Until a superior officer to Johnston arrived six months after the coup, John Macarthur was clearly in control. During that period the rudimentary legal system was abused, where not suspended. Atkins was replaced and Macarthur was quickly acquitted of the charges that precipitated the coup at a joke of a trial. Magistrates loyal to Bligh were dismissed. Other loyalists were subject to a parody of justice that was no more than malevolent revenge. They were convicted on bogus charges and sent to work in the coal mines at Newcastle. The civil court processes were abused. Commerce was adversely affected as it was uncertain whether the negotiable bills payable in sterling, that had traditionally been used for transactions with the government, would be honoured in London. No one who lived through this period could have had any doubt that the rule of law was severely compromised.
Later, the courts appeared to operate more normally and fairly. However, throughout the two years between the deposition of Bligh and the arrival of Macquarie, the colony was controlled by an illegal government. Every appointment, including to judicial office, was invalid. So was every governmental decision, including every exercise of judicial power. Uncertainty was ubiquitous. Personal and property rights were institutionally insecure.
The English political nation welcomed the restoration of the Stuarts after the depredations of Cromwell, which experience left an abiding mistrust of a standing army that was forbidden, without express Parliamentary approval, by the Bill of Rights of 1689. For much the same reasons, the residents of New South Wales welcomed the restoration of legitimate authority under our greatest Governor, Lachlan Macquarie.
In accordance with his instructions, he invalidated the appointments and the decisions of the rebel administration, including appointments to and decisions by the courts. Perfected court orders were not reopened on the basis of necessity, perhaps most poignantly applied in the case of the invalid death sentences that had been carried into effect. Nevertheless, some redress was available for the past illegal exercise of governmental power. One of those banished to the coal mines sued successfully for false imprisonment.
The rule of law was emphatically restored. The bicentenary of Macquarie’s installation as Governor on 1 January 1810, is an event worthy of substantive commemoration.
Much of Australian history is written as if it consisted primarily of the achievement of independence from England: constitutional, political, economic, military, cultural, social and legal independence – “a march towards the light” as one historian has put it. However many of our most fundamental institutions were created quickly and, whilst drawing on the intellectual toolkit of contemporary Britain, emerged, or were entrenched, in response to local events and conditions and proceeded to change and develop in a distinctive way.
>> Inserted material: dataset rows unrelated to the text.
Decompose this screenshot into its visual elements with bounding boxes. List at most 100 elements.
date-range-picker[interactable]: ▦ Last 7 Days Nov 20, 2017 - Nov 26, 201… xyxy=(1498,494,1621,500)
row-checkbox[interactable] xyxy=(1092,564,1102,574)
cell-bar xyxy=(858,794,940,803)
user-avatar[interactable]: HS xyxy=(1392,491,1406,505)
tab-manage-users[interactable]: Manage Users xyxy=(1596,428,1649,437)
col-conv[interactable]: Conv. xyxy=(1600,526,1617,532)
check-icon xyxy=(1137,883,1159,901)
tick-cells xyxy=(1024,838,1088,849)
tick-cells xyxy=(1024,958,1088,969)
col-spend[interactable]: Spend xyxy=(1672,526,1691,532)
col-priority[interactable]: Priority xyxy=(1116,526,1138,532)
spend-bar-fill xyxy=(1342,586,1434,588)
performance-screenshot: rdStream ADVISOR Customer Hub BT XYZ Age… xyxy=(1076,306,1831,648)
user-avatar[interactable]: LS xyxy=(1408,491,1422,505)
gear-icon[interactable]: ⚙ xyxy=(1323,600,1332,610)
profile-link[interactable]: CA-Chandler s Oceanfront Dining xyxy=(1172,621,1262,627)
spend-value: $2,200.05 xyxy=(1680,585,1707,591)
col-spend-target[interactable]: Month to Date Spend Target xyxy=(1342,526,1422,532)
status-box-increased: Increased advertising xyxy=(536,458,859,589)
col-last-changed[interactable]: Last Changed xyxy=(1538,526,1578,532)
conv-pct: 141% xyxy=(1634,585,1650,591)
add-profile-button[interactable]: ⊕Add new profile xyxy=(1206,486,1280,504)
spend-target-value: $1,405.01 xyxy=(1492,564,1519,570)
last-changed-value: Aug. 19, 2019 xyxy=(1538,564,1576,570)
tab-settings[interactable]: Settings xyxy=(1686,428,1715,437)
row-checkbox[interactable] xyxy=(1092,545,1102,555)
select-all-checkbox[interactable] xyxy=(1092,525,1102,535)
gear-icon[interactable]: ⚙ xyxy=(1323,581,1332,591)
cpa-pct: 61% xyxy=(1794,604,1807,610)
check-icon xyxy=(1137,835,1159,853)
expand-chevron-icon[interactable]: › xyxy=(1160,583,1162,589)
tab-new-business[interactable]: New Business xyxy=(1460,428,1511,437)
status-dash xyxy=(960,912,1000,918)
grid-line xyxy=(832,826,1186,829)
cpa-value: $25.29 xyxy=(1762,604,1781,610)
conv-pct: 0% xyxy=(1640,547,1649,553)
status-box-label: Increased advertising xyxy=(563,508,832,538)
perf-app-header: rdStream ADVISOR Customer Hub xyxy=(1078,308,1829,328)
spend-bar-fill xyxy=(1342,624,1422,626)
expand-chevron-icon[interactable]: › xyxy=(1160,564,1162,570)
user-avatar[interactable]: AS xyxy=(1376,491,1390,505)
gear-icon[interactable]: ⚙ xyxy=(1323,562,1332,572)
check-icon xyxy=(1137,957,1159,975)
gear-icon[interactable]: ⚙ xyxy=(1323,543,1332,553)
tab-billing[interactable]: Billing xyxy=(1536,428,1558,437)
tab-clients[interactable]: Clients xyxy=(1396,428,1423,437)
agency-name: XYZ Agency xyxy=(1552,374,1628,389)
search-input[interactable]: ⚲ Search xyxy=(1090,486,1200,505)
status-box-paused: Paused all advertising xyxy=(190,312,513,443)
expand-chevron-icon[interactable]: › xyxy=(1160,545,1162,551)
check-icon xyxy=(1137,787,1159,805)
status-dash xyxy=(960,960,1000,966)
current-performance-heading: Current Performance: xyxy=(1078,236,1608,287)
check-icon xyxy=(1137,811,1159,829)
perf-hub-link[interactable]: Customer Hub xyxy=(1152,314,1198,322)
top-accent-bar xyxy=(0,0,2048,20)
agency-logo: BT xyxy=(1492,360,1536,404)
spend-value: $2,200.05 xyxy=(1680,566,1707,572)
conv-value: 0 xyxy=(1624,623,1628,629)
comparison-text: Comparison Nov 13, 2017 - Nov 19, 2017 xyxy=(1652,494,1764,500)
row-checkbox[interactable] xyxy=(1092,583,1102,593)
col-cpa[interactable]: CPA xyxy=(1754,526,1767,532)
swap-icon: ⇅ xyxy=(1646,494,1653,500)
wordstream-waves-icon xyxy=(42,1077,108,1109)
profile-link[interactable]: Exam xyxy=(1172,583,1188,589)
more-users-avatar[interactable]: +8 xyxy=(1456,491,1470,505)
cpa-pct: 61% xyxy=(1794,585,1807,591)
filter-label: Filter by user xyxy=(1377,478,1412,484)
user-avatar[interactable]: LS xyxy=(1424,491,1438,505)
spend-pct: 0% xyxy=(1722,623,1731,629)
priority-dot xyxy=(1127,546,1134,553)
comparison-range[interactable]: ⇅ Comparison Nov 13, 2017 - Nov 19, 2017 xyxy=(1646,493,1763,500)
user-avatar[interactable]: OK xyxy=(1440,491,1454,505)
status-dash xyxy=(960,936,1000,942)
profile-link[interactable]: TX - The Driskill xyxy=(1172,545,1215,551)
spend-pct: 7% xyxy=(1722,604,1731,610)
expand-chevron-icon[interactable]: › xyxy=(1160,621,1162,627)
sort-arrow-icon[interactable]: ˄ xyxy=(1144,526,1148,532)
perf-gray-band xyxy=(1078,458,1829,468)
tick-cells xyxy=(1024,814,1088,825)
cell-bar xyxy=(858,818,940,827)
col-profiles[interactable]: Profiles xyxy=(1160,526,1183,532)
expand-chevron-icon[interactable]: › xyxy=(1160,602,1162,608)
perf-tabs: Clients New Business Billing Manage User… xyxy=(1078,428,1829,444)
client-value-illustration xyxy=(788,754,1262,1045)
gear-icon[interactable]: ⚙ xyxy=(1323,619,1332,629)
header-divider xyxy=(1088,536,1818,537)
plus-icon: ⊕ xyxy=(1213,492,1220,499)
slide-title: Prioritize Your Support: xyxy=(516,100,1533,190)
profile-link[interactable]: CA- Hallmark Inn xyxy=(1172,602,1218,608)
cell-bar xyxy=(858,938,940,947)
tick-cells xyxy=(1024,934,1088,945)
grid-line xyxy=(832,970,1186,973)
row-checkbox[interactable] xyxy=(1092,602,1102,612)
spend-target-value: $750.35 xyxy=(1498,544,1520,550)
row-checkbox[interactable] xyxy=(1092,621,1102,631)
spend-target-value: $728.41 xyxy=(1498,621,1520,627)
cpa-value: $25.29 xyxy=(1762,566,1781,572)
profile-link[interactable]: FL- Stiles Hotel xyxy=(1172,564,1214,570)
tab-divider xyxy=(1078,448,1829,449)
The rule of law, the independence of the judiciary, freedom of the press, representative and democratic government are such institutions.
The bicentenary of this most significant event in the establishment of the rule of law, like last year’s commemoration of the sesquicentenary of responsible government in this State, emphasises the longevity that underpins the robust strength of those institutions. We do well to understand the source of that strength.